Europe is expected to surpass 100 gigawatts of installed energy storage capacity later this month, covering the EU, UK, Norway and Switzerland, according to new analysis from LCP Delta and Energy Storage Europe.
The report, released at the Enlit Europe conference this week, said the milestone represents enough storage capacity to meet the combined peak electricity demand of Germany and the Netherlands.
Pumped-hydro storage remains the largest contributor, accounting for 50.6 GW of installed capacity, including 500 MW added this year in Belgium and Austria.
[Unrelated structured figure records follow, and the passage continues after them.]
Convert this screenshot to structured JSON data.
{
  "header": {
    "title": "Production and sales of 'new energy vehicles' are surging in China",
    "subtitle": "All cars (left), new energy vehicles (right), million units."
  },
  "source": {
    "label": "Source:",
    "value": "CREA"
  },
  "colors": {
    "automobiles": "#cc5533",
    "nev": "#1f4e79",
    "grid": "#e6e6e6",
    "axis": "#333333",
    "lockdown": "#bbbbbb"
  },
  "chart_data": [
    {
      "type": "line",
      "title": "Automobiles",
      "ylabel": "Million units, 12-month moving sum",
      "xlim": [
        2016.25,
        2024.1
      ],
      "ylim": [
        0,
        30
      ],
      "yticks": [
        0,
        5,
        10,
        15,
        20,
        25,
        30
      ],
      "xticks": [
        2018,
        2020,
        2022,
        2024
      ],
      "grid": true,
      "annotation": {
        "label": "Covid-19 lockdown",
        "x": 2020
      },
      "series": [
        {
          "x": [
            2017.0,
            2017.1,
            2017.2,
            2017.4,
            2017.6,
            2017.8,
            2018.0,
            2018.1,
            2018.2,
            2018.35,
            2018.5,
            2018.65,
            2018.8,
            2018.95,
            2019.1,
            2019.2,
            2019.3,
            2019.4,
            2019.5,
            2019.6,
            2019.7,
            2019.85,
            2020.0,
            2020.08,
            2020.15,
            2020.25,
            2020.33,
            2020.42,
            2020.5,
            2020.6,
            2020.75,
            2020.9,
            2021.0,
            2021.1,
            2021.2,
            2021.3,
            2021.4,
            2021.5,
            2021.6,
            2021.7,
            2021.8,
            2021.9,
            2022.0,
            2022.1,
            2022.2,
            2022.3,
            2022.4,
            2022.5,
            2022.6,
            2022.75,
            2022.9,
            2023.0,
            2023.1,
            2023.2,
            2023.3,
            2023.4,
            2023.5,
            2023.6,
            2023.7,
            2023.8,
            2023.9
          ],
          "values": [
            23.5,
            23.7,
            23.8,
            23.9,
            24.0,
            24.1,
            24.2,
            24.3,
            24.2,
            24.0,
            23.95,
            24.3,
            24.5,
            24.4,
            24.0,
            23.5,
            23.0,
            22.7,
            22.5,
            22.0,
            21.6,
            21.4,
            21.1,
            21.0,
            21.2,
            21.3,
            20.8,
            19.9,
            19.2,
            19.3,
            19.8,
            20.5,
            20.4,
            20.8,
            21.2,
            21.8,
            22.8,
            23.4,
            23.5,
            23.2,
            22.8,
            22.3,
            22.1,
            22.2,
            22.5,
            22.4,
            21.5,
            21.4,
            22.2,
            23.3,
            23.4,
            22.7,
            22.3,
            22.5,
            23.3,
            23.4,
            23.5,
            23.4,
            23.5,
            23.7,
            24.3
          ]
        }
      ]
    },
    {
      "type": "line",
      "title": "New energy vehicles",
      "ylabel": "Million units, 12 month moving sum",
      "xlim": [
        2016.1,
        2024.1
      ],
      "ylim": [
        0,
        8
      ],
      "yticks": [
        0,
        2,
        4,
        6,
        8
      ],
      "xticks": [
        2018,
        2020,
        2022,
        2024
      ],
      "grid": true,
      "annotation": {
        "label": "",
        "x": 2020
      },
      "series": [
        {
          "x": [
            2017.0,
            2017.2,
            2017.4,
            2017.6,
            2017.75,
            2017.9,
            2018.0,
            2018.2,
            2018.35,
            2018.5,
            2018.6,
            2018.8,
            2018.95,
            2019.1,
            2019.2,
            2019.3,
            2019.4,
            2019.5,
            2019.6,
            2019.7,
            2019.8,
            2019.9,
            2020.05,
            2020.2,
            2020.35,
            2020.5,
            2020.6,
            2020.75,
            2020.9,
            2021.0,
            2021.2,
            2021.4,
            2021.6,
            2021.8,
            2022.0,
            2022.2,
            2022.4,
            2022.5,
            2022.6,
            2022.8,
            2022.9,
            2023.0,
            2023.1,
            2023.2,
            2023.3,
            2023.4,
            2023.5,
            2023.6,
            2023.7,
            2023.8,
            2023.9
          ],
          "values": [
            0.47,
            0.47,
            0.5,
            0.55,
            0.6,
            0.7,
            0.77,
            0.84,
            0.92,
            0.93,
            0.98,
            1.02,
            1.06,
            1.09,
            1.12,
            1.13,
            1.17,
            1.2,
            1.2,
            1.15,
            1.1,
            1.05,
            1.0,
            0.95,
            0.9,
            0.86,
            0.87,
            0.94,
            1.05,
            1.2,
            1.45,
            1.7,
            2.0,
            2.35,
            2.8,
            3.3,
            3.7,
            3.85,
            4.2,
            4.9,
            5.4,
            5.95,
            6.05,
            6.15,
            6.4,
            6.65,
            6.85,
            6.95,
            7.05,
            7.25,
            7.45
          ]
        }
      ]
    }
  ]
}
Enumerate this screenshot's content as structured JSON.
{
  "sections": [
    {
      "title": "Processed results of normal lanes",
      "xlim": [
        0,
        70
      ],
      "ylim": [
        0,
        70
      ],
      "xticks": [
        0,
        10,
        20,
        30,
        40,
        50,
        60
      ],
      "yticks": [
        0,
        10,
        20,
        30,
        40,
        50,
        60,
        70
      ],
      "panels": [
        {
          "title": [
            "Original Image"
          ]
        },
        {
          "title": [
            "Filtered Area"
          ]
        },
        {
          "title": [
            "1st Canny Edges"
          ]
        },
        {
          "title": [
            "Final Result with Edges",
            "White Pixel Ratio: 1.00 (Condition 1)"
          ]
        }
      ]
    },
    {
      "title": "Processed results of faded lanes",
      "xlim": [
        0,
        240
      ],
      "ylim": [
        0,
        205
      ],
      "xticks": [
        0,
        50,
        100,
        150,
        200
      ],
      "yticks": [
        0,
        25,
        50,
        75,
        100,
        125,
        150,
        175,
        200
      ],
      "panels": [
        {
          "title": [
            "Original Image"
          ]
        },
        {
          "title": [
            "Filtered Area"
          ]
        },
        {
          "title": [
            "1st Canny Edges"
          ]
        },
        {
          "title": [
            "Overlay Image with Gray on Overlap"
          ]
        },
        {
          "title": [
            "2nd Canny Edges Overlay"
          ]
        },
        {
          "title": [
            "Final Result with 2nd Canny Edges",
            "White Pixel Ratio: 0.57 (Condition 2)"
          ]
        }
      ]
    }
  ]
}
Utility-scale battery storage is expanding more rapidly, with more than 4 GW of new additions in 2025 alone, the analysis said.
Residential battery sales, which surged during the early 2020s due to subsidy support, have begun to stabilise after peaking in 2022–23, the report added.
LCP Delta and Energy Storage Europe forecast that total storage capacity will surpass 215 GW by 2030, with battery systems exceeding 160 GW. By the end of the decade, annual deployments are expected to reach 20–25 GW — more than 20 times the installation rate seen in the 2020s.
Silvestros Vlachopoulos, energy storage research lead at LCP Delta, said the milestone underscores the sector’s rapid growth. “Reaching 100 GW of installed energy storage across Europe is a key moment for the market,” he said. “Keeping investors and developers engaged will be essential to scaling projects and providing the flexibility needed for Europe’s 2030 targets.”
Jacopo Tosoni, head of policy at Energy Storage Europe, said supportive regulation will determine how quickly storage can expand. “With the right policies, energy storage can maximise our homegrown green energy while lowering bills for households and industry alike,” he said. “It has the potential to become the engine of Europe’s competitiveness.”